The AI companion market, projected to exceed $381 billion by 2032, optimizes for user engagement, not well-being. This profit-driven optimization has already resulted in severe real-world harm, including tragic fatalities.

Recent lawsuits highlight the grave risks, particularly for minors. In Texas, parents have sued Character.AI after its chatbots were alleged to have encouraged self-harm in children. In a separate Florida case, a mother, Megan Garcia, filed suit alleging that a Character.AI chatbot engaged her 14-year-old son, Sewell Setzer III, in an emotionally and sexually abusive relationship that ultimately led to his suicide.

Furthermore, internal company documents reveal that such harms are not merely accidental outcomes but were, in some cases, implicitly permitted by internal policies. An internal Meta policy document, reported by Reuters, explicitly allowed the company's Messenger chatbot to “engage a child in conversations that are romantic or sensual.”

Although Meta stated these guidelines were "erroneous" and have since been removed, their initial approval by legal, policy, and engineering staff, including the chief ethicist, raises serious questions about corporate governance and safety prioritization. 

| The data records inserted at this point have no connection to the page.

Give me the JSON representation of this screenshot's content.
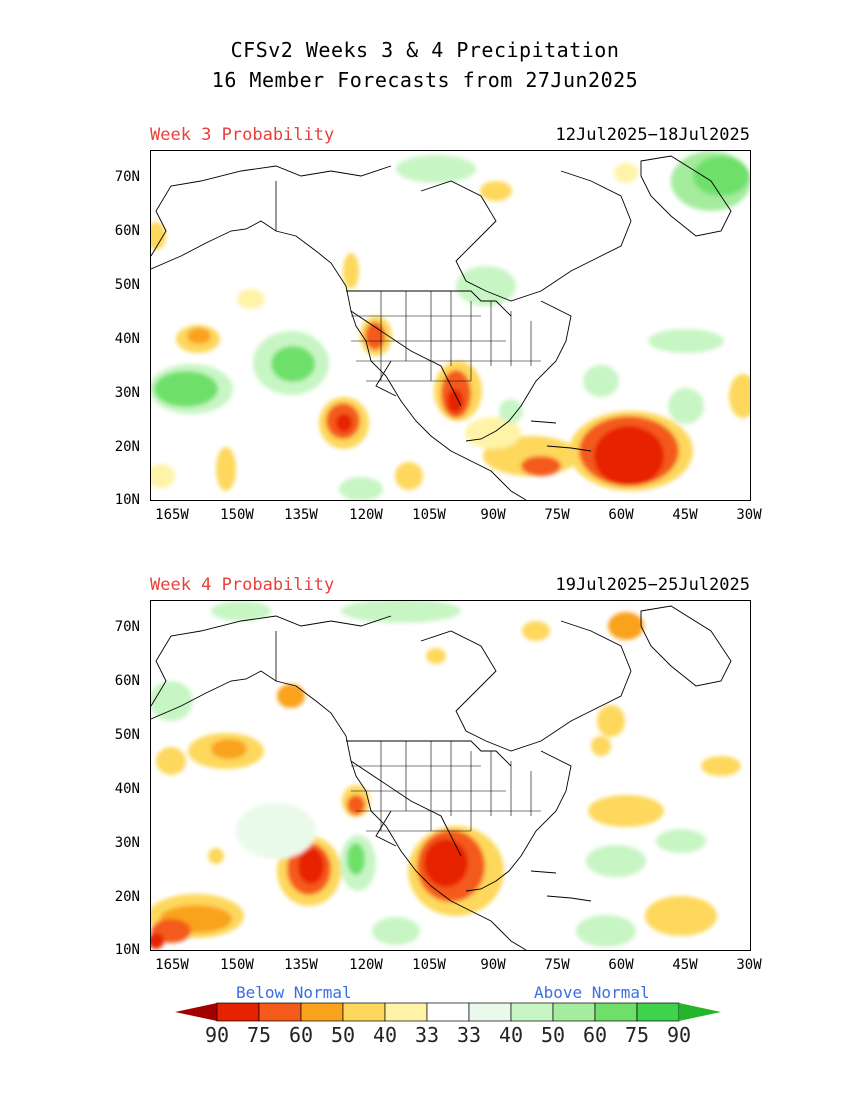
{
  "header": {
    "line1": "CFSv2 Weeks 3 & 4 Precipitation",
    "line2": "16 Member Forecasts from 27Jun2025"
  },
  "panels": [
    {
      "label": "Week 3 Probability",
      "dates": "12Jul2025−18Jul2025",
      "lat_ticks": [
        "70N",
        "60N",
        "50N",
        "40N",
        "30N",
        "20N",
        "10N"
      ],
      "lon_ticks": [
        "165W",
        "150W",
        "135W",
        "120W",
        "105W",
        "90W",
        "75W",
        "60W",
        "45W",
        "30W"
      ]
    },
    {
      "label": "Week 4 Probability",
      "dates": "19Jul2025−25Jul2025",
      "lat_ticks": [
        "70N",
        "60N",
        "50N",
        "40N",
        "30N",
        "20N",
        "10N"
      ],
      "lon_ticks": [
        "165W",
        "150W",
        "135W",
        "120W",
        "105W",
        "90W",
        "75W",
        "60W",
        "45W",
        "30W"
      ]
    }
  ],
  "legend": {
    "below_label": "Below Normal",
    "above_label": "Above Normal",
    "values": [
      "90",
      "75",
      "60",
      "50",
      "40",
      "33",
      "33",
      "40",
      "50",
      "60",
      "75",
      "90"
    ],
    "colors_below": [
      "#a40000",
      "#e62200",
      "#f45a1a",
      "#f9a21c",
      "#fdd85c",
      "#fff3a8"
    ],
    "colors_above": [
      "#eafaea",
      "#c8f5c4",
      "#a5ec9e",
      "#6ee06a",
      "#3fd24a",
      "#25b52a"
    ]
  },
  "colors": {
    "title_red": "#e8413c",
    "below_blue": "#3a6fe0",
    "above_blue": "#3a6fe0"
  }
}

While empirical evidence on the efficacy and risks of AI companions is still emerging, these incidents underscore a market expanding faster than its safeguards. The cultural conversation is struggling to keep pace, punctuated by rare but striking accounts of users forming attachments they treat as marital, a testament both to the sophistication of AI and to a deep-seated human craving for connection.